Sometimes, farm fresh eggs like to hang on to that membrane for dear life and sometimes they don’t. I can’t vouch for the reliability of this cooking method for them every time, they seem to have a mind of their own.
Easy Peel Hard Boiled Eggs
- 6 large eggs, cold (or however many you want)
- water to cover
- Place enough water in a 2 quart saucepan to cover the eggs by at least 1 inch. Bring to a light boil.
- Ready your timer to 10 minutes (or desired length of time) but do not yet set it to count down.
- Using a slotted spoon, lower 1 or 2 eggs at a time into the boiling water. Bob them up and down a few times to allow the shells to adjust to the heat before setting them down in. Work quickly but gently. When all eggs are in the water, set your timer. Reduce heat to a bare simmer.
- While they cook, prepare an ice bath. Place ice in a large bowl and add water, but not enough to cover the ice.
- When timer goes off, remove eggs to the ice bath to cool.
- Not sure how long you like your eggs? Experiment. As you remove them from the water at different times, allow them to dry for a moment then mark the shells with a marker.
- Want a gooey yolk? Cook 8 min. Want deviled eggs or egg salad? 13-14 min.
- Cook an extra egg or two. One will usually have tiny cracks in the shell and will crack in the water. Snacks!
- If you’re cooking a lot of eggs (12 or more) either use a big pot or cook them in batches. You don’t want the cold eggs to lower the temperature of the boiling water by much when you put them in. Leaving lots of wiggle room allows them to cook evenly.
If you’re looking for a new dinner idea, try fixing up a big salad including these eggs and and my Creamy Avocado Lime Ranch Dressing?
thank you! just made myself an egg salad sandwich for the first time in years. didn’t follow your recipe to the letter, ice bath, messed that up, but frozen water worked.

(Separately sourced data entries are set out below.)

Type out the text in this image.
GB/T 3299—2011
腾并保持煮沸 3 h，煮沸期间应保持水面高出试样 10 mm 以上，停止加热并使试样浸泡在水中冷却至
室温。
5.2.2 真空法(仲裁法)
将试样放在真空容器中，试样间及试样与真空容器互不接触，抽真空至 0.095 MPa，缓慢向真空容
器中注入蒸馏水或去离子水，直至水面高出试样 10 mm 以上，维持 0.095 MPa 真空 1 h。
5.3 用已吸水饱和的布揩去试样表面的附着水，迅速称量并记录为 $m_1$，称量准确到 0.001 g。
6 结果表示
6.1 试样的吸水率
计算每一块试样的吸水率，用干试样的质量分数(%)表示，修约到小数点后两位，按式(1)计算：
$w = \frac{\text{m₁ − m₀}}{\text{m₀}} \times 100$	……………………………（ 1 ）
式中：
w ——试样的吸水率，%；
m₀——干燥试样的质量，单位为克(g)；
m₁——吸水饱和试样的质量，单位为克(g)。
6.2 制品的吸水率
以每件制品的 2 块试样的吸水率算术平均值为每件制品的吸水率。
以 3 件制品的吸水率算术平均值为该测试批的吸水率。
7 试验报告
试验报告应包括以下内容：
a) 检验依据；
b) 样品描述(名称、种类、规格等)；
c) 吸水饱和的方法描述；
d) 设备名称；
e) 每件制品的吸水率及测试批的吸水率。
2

I’m glad you had success! Now I’m hungry for egg salad…
Success! Only one egg out of seventeen didn’t peel smoothly.
Hi Erin – Yay!
Love this recipe!! What I like most about it is the consistency in the outcome. In addition to the timing that is suggested in the recipe, running the egg under water as I am peeling the egg, using a slightly older egg, putting my eggs out and letting them come close to room temperature before I boil them and finally, after I cook the eggs (I always use the 11 minute time), after draining the hot water, I run cold, tap water over the eggs so that I can handle the eggs. I usually time what I am doing with the eggs such that I don’t need to use the eggs right away so I am able to let the hot, newly boiled eggs, come to room temperature on my kitchen counter before I refrigerate them. This year, I made pickled eggs for Easter with fresh beets that I had prepared and canned a couple of weeks ago. Yummy!! Love this blog! Donna’s tips are just wonderful!!
Thank you, Andrea! I’m glad you’ve adapted it to what works for you. That’s what cooking is all about! Enjoy!
Didn’t work for me
. No devilled eggs for me today!
I’m sorry you had difficulty! I’ve been using this method for 10 years and hundreds of eggs and had difficulty for the first time a few weeks ago. I’m curious, did you use store bought or farm fresh eggs? Do you know how old they were? I’m interested in the variables. Thanks for your feedback.